Even Vice President Dick Cheney got into the act as the official White House representative at the welcoming on Friday in Jamestown, Va. He proclaimed the visit an affirmation of “the ties of trust and warm friendship between our two countries.”


This is the queen’s fourth state visit to the United States. Aside from the 1991 and 1976 visits, she was here in 1957 when Dwight D. Eisenhower was president.

In July 2001, the Bushes had lunch with the queen at Buckingham Palace.

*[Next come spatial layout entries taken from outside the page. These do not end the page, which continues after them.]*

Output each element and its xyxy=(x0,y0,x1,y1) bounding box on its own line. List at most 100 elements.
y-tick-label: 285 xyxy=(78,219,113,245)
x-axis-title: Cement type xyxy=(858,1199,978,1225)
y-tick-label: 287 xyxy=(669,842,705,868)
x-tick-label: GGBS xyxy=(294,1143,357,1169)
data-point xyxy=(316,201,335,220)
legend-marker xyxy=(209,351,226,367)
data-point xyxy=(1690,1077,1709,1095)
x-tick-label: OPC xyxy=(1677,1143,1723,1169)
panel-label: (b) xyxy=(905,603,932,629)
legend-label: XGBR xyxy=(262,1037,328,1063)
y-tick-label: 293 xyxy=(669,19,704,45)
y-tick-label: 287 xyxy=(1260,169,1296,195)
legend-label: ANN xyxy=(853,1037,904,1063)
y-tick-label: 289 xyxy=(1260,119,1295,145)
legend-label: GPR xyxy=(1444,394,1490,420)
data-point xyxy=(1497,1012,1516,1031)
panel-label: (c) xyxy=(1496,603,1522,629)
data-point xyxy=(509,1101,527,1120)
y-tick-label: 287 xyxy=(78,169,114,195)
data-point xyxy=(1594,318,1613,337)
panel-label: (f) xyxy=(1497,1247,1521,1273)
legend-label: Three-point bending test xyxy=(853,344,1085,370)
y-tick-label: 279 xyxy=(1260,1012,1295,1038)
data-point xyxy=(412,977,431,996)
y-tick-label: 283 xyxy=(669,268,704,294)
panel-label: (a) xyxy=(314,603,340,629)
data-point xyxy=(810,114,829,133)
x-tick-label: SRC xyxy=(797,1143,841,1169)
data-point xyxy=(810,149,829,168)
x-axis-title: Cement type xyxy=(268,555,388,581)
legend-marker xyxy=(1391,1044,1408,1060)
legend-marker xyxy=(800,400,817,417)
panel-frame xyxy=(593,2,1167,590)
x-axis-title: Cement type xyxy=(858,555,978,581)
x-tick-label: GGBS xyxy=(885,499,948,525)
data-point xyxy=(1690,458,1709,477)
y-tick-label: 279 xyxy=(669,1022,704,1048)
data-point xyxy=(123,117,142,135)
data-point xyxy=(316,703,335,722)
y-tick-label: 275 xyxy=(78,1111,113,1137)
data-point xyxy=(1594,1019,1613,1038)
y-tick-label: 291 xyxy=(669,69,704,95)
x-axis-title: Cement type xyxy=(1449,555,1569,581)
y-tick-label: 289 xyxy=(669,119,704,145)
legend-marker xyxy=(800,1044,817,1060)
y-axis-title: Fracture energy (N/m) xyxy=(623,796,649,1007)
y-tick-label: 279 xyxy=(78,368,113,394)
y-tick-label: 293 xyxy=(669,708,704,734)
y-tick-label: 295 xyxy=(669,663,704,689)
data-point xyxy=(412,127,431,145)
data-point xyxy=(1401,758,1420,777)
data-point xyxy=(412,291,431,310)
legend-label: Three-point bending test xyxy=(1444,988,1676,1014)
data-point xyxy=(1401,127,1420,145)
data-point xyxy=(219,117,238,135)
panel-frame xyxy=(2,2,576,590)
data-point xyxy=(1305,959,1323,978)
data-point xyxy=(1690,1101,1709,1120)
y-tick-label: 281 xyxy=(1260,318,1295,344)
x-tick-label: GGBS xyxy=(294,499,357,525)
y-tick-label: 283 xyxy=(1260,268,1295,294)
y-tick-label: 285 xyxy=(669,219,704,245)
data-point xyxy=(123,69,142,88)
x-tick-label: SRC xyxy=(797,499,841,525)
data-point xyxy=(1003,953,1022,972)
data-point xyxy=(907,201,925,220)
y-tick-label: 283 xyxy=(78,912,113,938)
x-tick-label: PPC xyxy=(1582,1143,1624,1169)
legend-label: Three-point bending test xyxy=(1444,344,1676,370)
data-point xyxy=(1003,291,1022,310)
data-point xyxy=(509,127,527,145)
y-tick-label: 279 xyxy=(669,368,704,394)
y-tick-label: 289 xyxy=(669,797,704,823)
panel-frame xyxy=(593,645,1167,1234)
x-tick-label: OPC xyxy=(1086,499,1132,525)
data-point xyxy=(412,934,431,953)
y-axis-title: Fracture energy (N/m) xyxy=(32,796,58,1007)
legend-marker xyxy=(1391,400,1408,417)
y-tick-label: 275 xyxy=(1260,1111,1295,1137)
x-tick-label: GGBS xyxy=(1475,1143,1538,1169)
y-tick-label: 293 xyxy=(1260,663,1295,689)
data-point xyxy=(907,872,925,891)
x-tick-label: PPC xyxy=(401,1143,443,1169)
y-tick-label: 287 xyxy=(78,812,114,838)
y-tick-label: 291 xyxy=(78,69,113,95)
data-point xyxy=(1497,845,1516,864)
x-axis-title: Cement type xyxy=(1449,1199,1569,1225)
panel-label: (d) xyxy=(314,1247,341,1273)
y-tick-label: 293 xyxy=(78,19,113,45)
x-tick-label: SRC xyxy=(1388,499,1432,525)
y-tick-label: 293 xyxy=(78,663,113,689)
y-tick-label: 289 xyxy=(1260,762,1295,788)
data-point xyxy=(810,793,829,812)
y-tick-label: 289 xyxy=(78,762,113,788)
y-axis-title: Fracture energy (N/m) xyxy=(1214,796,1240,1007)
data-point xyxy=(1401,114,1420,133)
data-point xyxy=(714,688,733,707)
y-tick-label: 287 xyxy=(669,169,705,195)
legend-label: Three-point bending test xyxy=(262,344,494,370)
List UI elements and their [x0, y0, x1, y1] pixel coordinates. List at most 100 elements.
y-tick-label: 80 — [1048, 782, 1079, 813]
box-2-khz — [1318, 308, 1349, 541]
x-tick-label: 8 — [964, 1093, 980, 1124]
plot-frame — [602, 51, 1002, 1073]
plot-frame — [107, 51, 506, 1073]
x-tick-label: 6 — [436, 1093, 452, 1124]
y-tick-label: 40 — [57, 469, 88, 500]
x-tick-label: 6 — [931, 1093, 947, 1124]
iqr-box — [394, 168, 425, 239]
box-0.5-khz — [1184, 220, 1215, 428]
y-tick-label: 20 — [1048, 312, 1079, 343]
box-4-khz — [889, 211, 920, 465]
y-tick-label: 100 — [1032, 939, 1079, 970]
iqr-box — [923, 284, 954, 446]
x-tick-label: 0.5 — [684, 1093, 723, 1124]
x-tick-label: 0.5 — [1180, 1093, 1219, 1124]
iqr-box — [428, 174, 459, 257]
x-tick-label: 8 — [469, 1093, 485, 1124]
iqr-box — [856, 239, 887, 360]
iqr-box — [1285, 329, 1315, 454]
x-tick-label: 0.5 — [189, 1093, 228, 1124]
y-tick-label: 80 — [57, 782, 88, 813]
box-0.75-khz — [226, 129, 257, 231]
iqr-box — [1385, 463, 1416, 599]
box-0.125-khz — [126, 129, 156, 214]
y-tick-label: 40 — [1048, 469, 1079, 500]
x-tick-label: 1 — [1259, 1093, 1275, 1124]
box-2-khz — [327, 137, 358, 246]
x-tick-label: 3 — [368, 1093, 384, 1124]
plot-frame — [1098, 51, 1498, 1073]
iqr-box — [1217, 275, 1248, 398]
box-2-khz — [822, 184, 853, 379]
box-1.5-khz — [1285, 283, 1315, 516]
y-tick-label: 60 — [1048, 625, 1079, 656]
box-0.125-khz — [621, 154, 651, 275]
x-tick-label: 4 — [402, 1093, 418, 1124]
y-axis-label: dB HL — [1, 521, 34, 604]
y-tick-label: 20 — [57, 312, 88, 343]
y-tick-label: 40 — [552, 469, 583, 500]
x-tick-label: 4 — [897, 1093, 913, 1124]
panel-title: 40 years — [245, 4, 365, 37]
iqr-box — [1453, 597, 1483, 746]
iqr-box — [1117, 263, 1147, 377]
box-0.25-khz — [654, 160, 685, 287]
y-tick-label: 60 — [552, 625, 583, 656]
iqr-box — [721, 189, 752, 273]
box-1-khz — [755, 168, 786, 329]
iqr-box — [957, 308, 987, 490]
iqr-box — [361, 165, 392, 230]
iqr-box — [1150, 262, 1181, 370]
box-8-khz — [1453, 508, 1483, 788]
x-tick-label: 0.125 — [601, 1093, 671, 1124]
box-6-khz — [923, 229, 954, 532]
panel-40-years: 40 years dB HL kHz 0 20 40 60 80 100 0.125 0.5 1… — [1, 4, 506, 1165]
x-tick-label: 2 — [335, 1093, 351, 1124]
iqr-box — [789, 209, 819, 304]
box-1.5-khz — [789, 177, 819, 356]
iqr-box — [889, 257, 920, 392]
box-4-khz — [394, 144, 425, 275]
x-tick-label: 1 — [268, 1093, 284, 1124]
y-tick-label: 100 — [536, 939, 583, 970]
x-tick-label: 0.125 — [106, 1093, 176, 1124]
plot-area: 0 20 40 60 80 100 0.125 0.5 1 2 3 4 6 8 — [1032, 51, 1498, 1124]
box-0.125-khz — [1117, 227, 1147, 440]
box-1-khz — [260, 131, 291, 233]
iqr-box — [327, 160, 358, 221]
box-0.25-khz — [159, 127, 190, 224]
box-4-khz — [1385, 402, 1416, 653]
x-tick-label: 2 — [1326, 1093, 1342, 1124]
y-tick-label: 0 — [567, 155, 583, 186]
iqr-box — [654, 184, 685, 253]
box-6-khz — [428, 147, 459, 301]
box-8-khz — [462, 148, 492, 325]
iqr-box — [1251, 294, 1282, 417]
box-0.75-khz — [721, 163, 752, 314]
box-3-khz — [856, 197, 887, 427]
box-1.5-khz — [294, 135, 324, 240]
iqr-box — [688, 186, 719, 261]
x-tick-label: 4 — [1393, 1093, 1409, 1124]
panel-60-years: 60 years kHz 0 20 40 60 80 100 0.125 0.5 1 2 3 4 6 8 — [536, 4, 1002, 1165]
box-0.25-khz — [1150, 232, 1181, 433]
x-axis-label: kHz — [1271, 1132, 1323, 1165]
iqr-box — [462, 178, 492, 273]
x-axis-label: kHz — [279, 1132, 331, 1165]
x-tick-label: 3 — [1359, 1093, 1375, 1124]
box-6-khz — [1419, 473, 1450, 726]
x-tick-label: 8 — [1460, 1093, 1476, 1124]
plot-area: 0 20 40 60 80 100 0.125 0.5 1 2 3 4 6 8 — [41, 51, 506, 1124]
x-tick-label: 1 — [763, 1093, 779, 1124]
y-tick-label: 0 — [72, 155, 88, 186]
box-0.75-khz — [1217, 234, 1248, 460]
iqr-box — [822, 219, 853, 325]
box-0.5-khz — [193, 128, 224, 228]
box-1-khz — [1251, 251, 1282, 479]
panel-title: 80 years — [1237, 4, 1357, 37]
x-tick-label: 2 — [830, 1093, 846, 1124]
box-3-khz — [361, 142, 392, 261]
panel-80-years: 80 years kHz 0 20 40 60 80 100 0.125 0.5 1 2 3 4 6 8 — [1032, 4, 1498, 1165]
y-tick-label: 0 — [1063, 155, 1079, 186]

“He didn’t drink water out of his bottle,” said Ari Fleischer, the former White House press secretary, who was there.

http://tinyurl.com/33hkd4

Bernie Quigley said...

Delighted that you all cited my essay (as I received much virulent hate mail here in the U.S.). I’m sure my kids will be thrilled. (They think I do nothing but mope around in my bathrobe.) The Queen embodies the most ancient mythology of the English-speaking people (see Graves, “The White Goddess.") She presents an archetype and an ancient, perhaps biological memory to us, which silently tells us who we are. Without this memory we are condemned to extroversion, novelty and distraction and are unable to find the way to our center. But paradigm shift is needed to address the third millennium. Victoria wisely placed Ottawa to be the benign center of the countervailing forces of Quebec and Ontario. I've always felt it to be her true legasy in time. It could now be the center of an emerging fraternal Anglosphere culture. And Ottawa is more now than the center of the Anglosphere; it is the center of the world, South, West, East and the Great White North. When Peter the Great went to address the larger world he opened from Moscow to St. Petersburg. Ottawa would do the same in our time to most effectively engage and guide in the centuries ahead. Cheers, Quigley

The Monarchist said...

Welcome, Mr. Quigley, and thank you for the article, which I'm sure has caused quite a stir in your in-box from such blowhards as the Thomas Paine rabble, the lovely Fenians of the Irish Freedom Committee and other gasbag what-nots.

Not sure about Ottawa being the centre of the Anglosphere though, as geography is increasingly irrelevant in a digitized world. I only wish the UK would wake up to this fact, and extricate itself from the EU.